A intenção do governo é conseguir aprovar a proposta antes da realização da 29ª Conferência das Nações Unidas sobre as Mudanças Climáticas, a chamada COP29, que será realizada em Baku, no Azerbaijão. A votação célere é importante porque a COP29 está prevista para acontecer entre os dias 11 e 22 de novembro
O mecanismo, previsto no bojo do projeto, permite que empresas e países compensem geração de poluição por meio da compra de certificados atrelados a iniciativas de preservação ambiental, que serão executadas por outras entidades.
A senadora Leila Barros (PDT-DF) foi designada como relatora do projeto no Senado e tem conversado com o deputado Aliel Machado (PV-PR), que foi o relator na Câmara, para chegar a consenso que agrade a ambos, como forma de acelerar a aprovação nas duas Casas.
Na prática, o projeto cria regras para os dois setores do mercado brasileiro de crédito de carbono: o regulado e o voluntário. O primeiro envolve iniciativas do poder público e observa regras estabelecidas no Protocolo de Kyoto, assinado na COP 3, em 1997, que previu pela primeira vez os créditos de carbono.
Já o segundo se refere à iniciativa privada, mais flexível e sem uma padronização imposta.

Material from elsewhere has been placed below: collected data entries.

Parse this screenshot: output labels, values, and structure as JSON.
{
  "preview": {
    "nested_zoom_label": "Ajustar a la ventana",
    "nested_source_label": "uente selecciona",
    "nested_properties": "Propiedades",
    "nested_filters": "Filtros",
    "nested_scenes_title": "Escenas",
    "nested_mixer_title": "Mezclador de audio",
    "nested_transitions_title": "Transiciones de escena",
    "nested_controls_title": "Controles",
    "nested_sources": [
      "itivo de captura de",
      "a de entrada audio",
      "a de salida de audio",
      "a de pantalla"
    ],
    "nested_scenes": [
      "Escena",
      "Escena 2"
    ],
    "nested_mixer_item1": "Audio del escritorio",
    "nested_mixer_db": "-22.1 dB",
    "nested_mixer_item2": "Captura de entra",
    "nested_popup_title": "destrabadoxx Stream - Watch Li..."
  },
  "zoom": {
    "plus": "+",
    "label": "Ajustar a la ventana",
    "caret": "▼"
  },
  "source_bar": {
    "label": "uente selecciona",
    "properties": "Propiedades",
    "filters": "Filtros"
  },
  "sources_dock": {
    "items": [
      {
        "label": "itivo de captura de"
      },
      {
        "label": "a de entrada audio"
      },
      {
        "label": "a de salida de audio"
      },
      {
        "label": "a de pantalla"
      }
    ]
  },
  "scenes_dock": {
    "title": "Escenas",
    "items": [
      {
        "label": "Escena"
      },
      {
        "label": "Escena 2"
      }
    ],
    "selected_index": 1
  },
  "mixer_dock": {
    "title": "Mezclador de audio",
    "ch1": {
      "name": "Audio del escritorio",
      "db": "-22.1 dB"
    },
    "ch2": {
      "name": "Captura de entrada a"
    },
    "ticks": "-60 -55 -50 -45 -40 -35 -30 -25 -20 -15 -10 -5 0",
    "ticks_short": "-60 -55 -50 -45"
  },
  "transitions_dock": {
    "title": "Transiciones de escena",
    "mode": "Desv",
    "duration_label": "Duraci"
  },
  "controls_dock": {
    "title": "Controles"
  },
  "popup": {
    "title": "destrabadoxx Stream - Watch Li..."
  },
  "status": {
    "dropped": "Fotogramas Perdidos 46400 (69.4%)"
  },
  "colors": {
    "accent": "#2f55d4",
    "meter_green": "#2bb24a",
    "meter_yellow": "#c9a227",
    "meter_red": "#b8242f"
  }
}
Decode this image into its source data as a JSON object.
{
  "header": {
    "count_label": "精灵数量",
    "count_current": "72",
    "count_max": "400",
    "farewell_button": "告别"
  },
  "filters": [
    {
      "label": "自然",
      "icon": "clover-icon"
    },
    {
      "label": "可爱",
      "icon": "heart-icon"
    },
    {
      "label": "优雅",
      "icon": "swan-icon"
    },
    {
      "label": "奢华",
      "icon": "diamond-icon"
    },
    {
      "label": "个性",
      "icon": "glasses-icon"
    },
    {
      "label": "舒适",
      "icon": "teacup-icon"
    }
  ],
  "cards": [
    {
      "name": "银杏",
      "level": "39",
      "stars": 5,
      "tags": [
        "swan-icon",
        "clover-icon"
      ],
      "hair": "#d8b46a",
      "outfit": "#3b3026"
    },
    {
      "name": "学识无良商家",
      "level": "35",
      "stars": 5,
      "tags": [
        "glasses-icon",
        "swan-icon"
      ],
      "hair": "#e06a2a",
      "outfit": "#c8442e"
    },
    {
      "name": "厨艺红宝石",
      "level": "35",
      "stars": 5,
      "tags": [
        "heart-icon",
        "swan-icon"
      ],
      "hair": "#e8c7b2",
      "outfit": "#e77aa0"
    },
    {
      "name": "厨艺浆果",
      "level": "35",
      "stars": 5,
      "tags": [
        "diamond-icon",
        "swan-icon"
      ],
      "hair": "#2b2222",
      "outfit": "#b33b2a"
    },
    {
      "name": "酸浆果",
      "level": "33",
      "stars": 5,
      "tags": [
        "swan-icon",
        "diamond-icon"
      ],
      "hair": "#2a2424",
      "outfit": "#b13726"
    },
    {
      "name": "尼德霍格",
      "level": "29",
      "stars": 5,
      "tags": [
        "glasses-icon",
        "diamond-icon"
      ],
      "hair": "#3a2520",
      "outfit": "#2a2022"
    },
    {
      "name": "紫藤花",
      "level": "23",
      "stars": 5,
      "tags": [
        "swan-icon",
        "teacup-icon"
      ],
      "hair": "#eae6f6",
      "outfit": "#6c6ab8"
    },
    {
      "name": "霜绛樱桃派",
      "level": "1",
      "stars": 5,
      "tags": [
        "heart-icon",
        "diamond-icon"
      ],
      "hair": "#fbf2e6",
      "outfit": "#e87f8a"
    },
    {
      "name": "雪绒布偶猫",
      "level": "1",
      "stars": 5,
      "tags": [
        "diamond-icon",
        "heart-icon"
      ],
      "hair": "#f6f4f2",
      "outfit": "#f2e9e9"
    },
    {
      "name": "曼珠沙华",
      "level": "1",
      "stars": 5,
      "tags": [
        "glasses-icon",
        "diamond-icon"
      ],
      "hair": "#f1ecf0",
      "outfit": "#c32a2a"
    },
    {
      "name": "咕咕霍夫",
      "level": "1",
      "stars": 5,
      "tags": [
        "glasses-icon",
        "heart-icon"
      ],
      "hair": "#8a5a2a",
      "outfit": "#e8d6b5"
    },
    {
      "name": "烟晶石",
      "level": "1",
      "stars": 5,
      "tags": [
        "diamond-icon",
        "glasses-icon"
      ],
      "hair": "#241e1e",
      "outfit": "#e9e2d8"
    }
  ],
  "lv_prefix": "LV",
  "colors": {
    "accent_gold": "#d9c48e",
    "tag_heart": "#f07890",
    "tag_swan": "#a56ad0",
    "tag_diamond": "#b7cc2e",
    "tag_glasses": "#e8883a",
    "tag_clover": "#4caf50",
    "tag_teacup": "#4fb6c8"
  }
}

Para o chamado “setor regulado”, o texto prevê a criação de um órgão gestor responsável por criar normas e aplicar sanções a infrações cometidas pelas entidades que se sujeitarão a ele. Será o caso das próprias iniciativas governamentais ou de organizações que emitam mais de 10 mil toneladas de dióxido de carbono equivalente (CO2eq) por ano.
O CO2 equivalente é uma medida usada para comparar as emissões de diferentes gases de efeito estufa, levando em conta o potencial de aquecimento global de cada substância e representando o total em uma quantidade de CO2 que teria o mesmo potencial.